Federal Bureau of Investigation officials warned Microsoft 365 users about Kali365, a phishing-as-a-service platform that targeted accounts through Microsoft’s device code sign-in process.
The FBI said Kali365 was first seen in April 2026 and had mainly spread through Telegram. The platform gave attackers AI-generated phishing messages, automated campaign templates, tracking dashboards, and tools to capture OAuth tokens, which can keep apps connected to an account without repeated password prompts.
According to the FBI, the scam did not rely on stealing a password. Instead, attackers sent phishing emails that appeared to come from a trusted productivity or file-sharing service and instructed users to enter a device code on a legitimate Microsoft verification page.
If a user entered the code, the attacker could capture access and refresh tokens and gain access to Microsoft 365 services, including Outlook, Teams, and OneDrive, without the victim’s password or another multifactor authentication prompt.
The FBI said a key warning sign was any unexpected request to enter a Microsoft device code, especially for a file, voicemail, invoice, or shared document the user did not request.
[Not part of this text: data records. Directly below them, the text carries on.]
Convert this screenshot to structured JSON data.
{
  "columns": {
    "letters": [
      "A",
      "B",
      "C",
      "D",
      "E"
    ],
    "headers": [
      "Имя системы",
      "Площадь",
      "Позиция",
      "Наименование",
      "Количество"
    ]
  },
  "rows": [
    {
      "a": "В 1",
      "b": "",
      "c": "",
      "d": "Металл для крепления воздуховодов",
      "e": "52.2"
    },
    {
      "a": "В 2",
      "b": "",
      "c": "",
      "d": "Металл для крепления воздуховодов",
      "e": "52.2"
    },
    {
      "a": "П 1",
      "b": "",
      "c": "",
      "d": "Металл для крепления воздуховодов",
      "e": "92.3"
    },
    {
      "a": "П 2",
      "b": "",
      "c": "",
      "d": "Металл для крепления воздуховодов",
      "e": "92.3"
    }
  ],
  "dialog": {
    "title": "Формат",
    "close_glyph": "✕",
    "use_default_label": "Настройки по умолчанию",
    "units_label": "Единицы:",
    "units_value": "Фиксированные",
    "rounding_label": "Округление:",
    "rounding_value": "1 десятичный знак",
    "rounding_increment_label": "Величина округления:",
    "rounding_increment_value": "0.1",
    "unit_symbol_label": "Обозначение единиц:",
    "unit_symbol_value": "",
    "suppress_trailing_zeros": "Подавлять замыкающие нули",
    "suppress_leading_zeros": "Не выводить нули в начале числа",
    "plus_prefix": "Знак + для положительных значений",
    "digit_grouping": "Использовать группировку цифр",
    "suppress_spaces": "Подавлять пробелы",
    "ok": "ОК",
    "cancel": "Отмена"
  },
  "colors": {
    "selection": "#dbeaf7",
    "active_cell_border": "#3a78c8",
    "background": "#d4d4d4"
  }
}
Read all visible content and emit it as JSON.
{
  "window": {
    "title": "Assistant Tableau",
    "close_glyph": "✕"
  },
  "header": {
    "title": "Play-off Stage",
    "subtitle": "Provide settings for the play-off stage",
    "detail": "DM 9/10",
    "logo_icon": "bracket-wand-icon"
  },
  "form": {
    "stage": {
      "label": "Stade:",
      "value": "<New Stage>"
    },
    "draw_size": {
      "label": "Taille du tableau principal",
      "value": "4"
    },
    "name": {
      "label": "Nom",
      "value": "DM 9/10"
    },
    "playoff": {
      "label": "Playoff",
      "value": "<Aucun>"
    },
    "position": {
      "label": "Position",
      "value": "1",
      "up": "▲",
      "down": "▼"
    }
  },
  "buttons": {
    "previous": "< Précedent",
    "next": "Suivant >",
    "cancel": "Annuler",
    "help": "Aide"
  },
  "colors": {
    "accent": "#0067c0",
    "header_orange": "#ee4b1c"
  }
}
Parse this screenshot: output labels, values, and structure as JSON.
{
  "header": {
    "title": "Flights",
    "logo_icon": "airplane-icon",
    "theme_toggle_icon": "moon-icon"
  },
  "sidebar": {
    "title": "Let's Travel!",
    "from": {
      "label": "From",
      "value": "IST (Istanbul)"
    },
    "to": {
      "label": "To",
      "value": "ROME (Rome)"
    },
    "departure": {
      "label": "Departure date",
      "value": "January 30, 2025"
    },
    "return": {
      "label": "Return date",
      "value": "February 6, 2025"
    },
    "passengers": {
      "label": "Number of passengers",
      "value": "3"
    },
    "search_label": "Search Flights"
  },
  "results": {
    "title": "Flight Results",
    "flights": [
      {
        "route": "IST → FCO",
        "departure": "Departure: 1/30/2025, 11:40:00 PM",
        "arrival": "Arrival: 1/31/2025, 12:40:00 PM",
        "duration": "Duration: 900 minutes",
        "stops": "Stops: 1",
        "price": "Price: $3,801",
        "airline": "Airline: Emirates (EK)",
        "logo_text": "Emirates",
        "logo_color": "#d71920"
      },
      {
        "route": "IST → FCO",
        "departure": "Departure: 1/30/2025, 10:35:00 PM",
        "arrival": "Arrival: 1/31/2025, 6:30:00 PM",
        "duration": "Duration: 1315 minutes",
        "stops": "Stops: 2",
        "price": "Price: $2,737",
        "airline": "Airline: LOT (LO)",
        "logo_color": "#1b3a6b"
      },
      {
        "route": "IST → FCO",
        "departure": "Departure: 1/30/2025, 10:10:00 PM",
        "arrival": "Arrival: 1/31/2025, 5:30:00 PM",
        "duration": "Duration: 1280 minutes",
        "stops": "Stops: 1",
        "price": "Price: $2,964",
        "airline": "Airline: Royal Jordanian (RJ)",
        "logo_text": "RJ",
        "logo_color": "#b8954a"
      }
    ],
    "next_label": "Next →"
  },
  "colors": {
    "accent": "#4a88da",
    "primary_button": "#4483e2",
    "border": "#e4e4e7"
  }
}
Users also should be wary of urgent messages and avoid entering a device code unless they personally started the sign-in.
Microsoft said customers should follow the FBI’s recommendations and the company’s published best practices. It also said it works to disrupt phishing-as-a-service and account takeover activity, citing recent Digital Crimes Unit actions involving Fake ONNX, RaccoonO365, and Tycoon 2FA.
The FBI recommended that organizations restrict device code flow through conditional access policies, with limited exceptions for business needs, and audit current usage before making changes. The agency also recommended blocking authentication transfer policies and carefully excluding emergency access accounts if full restrictions were not possible.